Bonus Question 2: What do you hope the result of such an action will be, especially with the expanded powers related to how people can be fired? (Please answer without using the word “flexibility” or “modernization” or any of its variants.)
Bonus Question for Anyone in the Media
Bonus-Bonus Question: Have you asked anyone, and then reported on, the legality of breaking this commitment after people have given up years of their lives, and countless other job opportunities, based on that promise? Is it possible that the UW has a legal department with paid employees?
Regularly Scheduled Programming . . .
It is impossible for me to read these events any other way: the UW System is trying to pretend at tenure (warning: you will hear meaningless austerity cues like “modernize tenure” thrown about). In short, what kind of farce requires people to dedicate more than half a decade of their lives to rolling in the teeth of an exhausting, performance-based tenure metric when job security is actually in service to an entirely different, arbitrary metric? In short, why the heck would you ask anyone to go through the tenure process at all? What kind of person, what kind of moral disaster, asks people to give so much of their lives and effort simply to sweep away those years under “this program isn’t aligned with the needs of this business that doesn’t care about your curriculum and doesn’t pay state taxes anyway”?

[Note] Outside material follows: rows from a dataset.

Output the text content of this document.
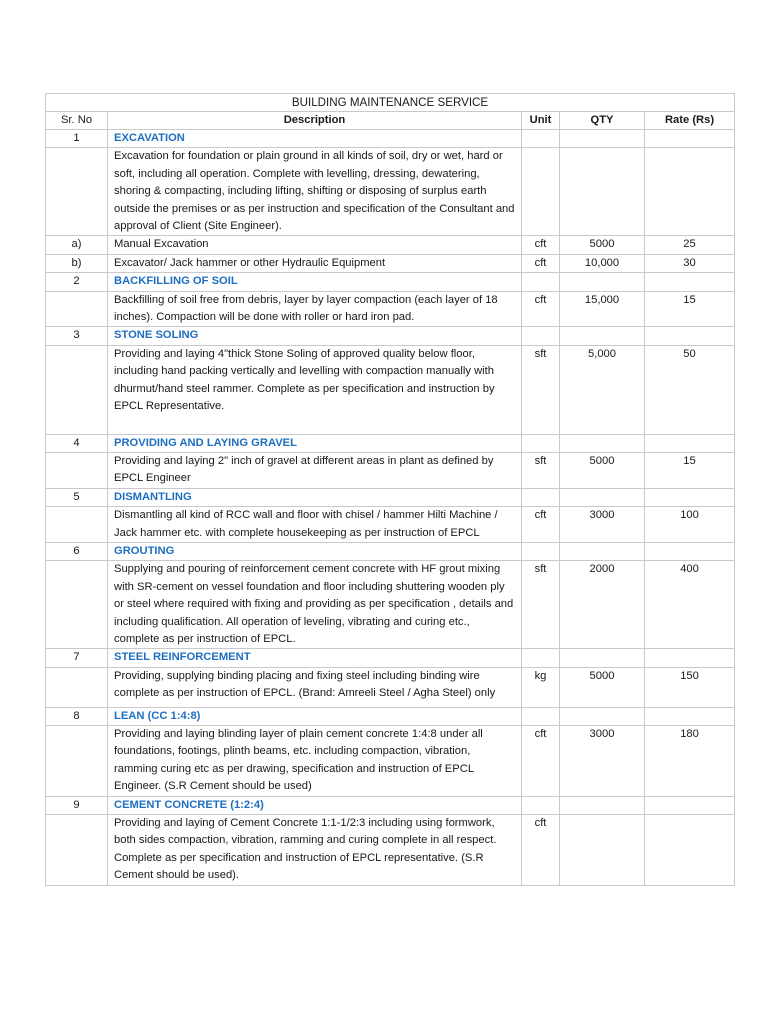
BUILDING MAINTENANCE SERVICE				
Sr. No	Description	Unit	QTY	Rate (Rs)
1	EXCAVATION			
	Excavation for foundation or plain ground in all kinds of soil, dry or wet, hard or soft, including all operation. Complete with levelling, dressing, dewatering, shoring & compacting, including lifting, shifting or disposing of surplus earth outside the premises or as per instruction and specification of the Consultant and approval of Client (Site Engineer).			
a)	Manual Excavation	cft	5000	25
b)	Excavator/ Jack hammer or other Hydraulic Equipment	cft	10,000	30
2	BACKFILLING OF SOIL			
	Backfilling of soil free from debris, layer by layer compaction (each layer of 18 inches). Compaction will be done with roller or hard iron pad.	cft	15,000	15
3	STONE SOLING			
	Providing and laying 4"thick Stone Soling of approved quality below floor, including hand packing vertically and levelling with compaction manually with dhurmut/hand steel rammer. Complete as per specification and instruction by EPCL Representative.	sft	5,000	50
4	PROVIDING AND LAYING GRAVEL			
	Providing and laying 2" inch of gravel at different areas in plant as defined by EPCL Engineer	sft	5000	15
5	DISMANTLING			
	Dismantling all kind of RCC wall and floor with chisel / hammer Hilti Machine / Jack hammer etc. with complete housekeeping as per instruction of EPCL	cft	3000	100
6	GROUTING			
	Supplying and pouring of reinforcement cement concrete with HF grout mixing with SR-cement on vessel foundation and floor including shuttering wooden ply or steel where required with fixing and providing as per specification , details and including qualification. All operation of leveling, vibrating and curing etc., complete as per instruction of EPCL.	sft	2000	400
7	STEEL REINFORCEMENT			
	Providing, supplying binding placing and fixing steel including binding wire complete as per instruction of EPCL. (Brand: Amreeli Steel / Agha Steel) only	kg	5000	150
8	LEAN (CC 1:4:8)			
	Providing and laying blinding layer of plain cement concrete 1:4:8 under all foundations, footings, plinth beams, etc. including compaction, vibration, ramming curing etc as per drawing, specification and instruction of EPCL Engineer. (S.R Cement should be used)	cft	3000	180
9	CEMENT CONCRETE (1:2:4)			
	Providing and laying of Cement Concrete 1:1-1/2:3 including using formwork, both sides compaction, vibration, ramming and curing complete in all respect. Complete as per specification and instruction of EPCL representative. (S.R Cement should be used).	cft		
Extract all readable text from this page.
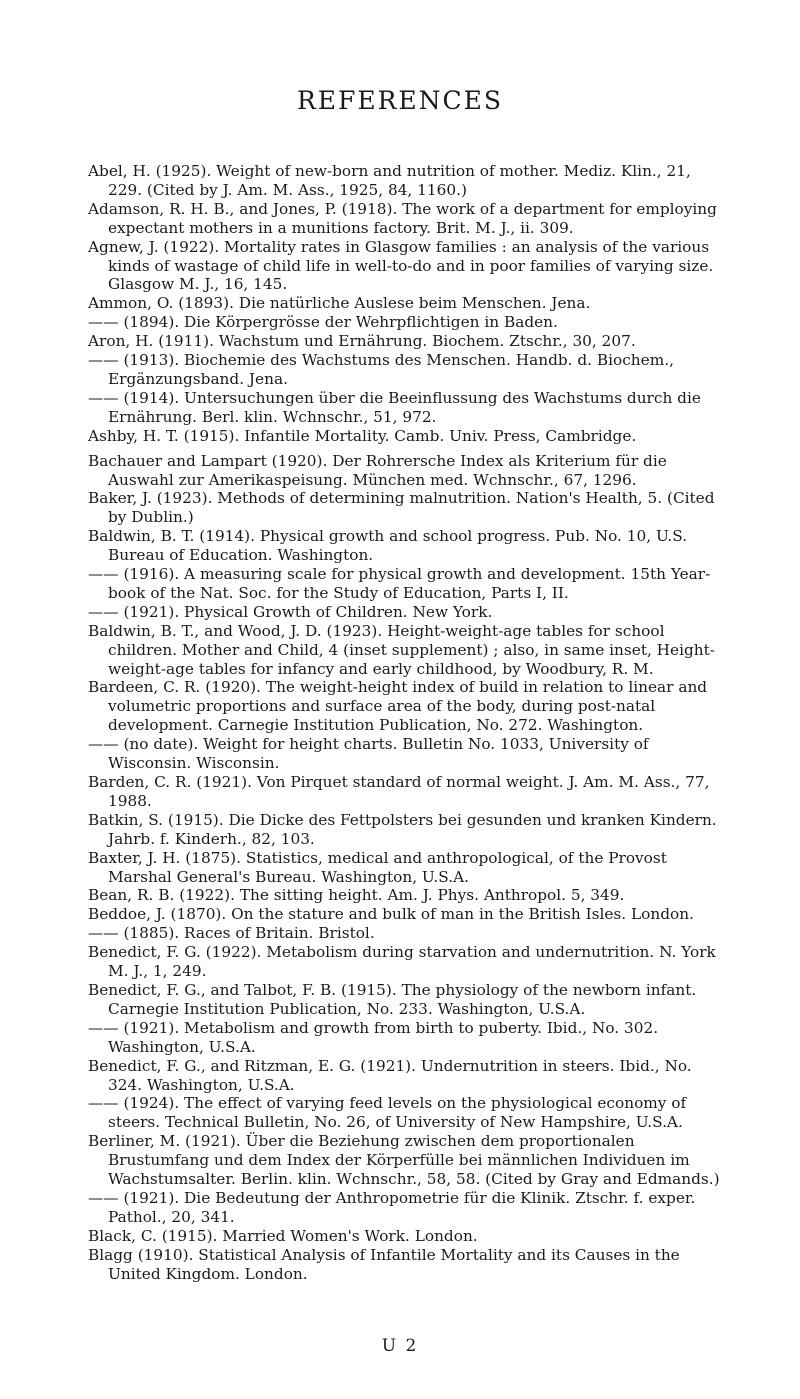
REFERENCES

Abel, H. (1925). Weight of new-born and nutrition of mother. Mediz. Klin., 21, 229. (Cited by J. Am. M. Ass., 1925, 84, 1160.)

Adamson, R. H. B., and Jones, P. (1918). The work of a department for employing expectant mothers in a munitions factory. Brit. M. J., ii. 309.

Agnew, J. (1922). Mortality rates in Glasgow families : an analysis of the various kinds of wastage of child life in well-to-do and in poor families of varying size. Glasgow M. J., 16, 145.

Ammon, O. (1893). Die natürliche Auslese beim Menschen. Jena.

—— (1894). Die Körpergrösse der Wehrpflichtigen in Baden.

Aron, H. (1911). Wachstum und Ernährung. Biochem. Ztschr., 30, 207.

—— (1913). Biochemie des Wachstums des Menschen. Handb. d. Biochem., Ergänzungsband. Jena.

—— (1914). Untersuchungen über die Beeinflussung des Wachstums durch die Ernährung. Berl. klin. Wchnschr., 51, 972.

Ashby, H. T. (1915). Infantile Mortality. Camb. Univ. Press, Cambridge.

Bachauer and Lampart (1920). Der Rohrersche Index als Kriterium für die Auswahl zur Amerikaspeisung. München med. Wchnschr., 67, 1296.

Baker, J. (1923). Methods of determining malnutrition. Nation's Health, 5. (Cited by Dublin.)

Baldwin, B. T. (1914). Physical growth and school progress. Pub. No. 10, U.S. Bureau of Education. Washington.

—— (1916). A measuring scale for physical growth and development. 15th Year-book of the Nat. Soc. for the Study of Education, Parts I, II.

—— (1921). Physical Growth of Children. New York.

Baldwin, B. T., and Wood, J. D. (1923). Height-weight-age tables for school children. Mother and Child, 4 (inset supplement) ; also, in same inset, Height-weight-age tables for infancy and early childhood, by Woodbury, R. M.

Bardeen, C. R. (1920). The weight-height index of build in relation to linear and volumetric proportions and surface area of the body, during post-natal development. Carnegie Institution Publication, No. 272. Washington.

—— (no date). Weight for height charts. Bulletin No. 1033, University of Wisconsin. Wisconsin.

Barden, C. R. (1921). Von Pirquet standard of normal weight. J. Am. M. Ass., 77, 1988.

Batkin, S. (1915). Die Dicke des Fettpolsters bei gesunden und kranken Kindern. Jahrb. f. Kinderh., 82, 103.

Baxter, J. H. (1875). Statistics, medical and anthropological, of the Provost Marshal General's Bureau. Washington, U.S.A.

Bean, R. B. (1922). The sitting height. Am. J. Phys. Anthropol. 5, 349.

Beddoe, J. (1870). On the stature and bulk of man in the British Isles. London.

—— (1885). Races of Britain. Bristol.

Benedict, F. G. (1922). Metabolism during starvation and undernutrition. N. York M. J., 1, 249.

Benedict, F. G., and Talbot, F. B. (1915). The physiology of the newborn infant. Carnegie Institution Publication, No. 233. Washington, U.S.A.

—— (1921). Metabolism and growth from birth to puberty. Ibid., No. 302. Washington, U.S.A.

Benedict, F. G., and Ritzman, E. G. (1921). Undernutrition in steers. Ibid., No. 324. Washington, U.S.A.

—— (1924). The effect of varying feed levels on the physiological economy of steers. Technical Bulletin, No. 26, of University of New Hampshire, U.S.A.

Berliner, M. (1921). Über die Beziehung zwischen dem proportionalen Brustumfang und dem Index der Körperfülle bei männlichen Individuen im Wachstumsalter. Berlin. klin. Wchnschr., 58, 58. (Cited by Gray and Edmands.)

—— (1921). Die Bedeutung der Anthropometrie für die Klinik. Ztschr. f. exper. Pathol., 20, 341.

Black, C. (1915). Married Women's Work. London.

Blagg (1910). Statistical Analysis of Infantile Mortality and its Causes in the United Kingdom. London.

U 2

In one of the most bizarre developments I can think of in higher education, we are about to have one of the world’s most respected university systems pretend to have tenure.
Final note: I write this from a particular point of view, that of a faculty member. Please be aware that I know the proposed changes affect academic staff and any other number of people. I care about those things just as much; I am just too ignorant of the details to write about them. If you’ve read any of my other work, even before the UW Update series, you’d know that I’ve written about adjunct labor and exploitation and about K–12 teachers. I value all those views and struggles, and I’m simply adding a specific voice to that chorus.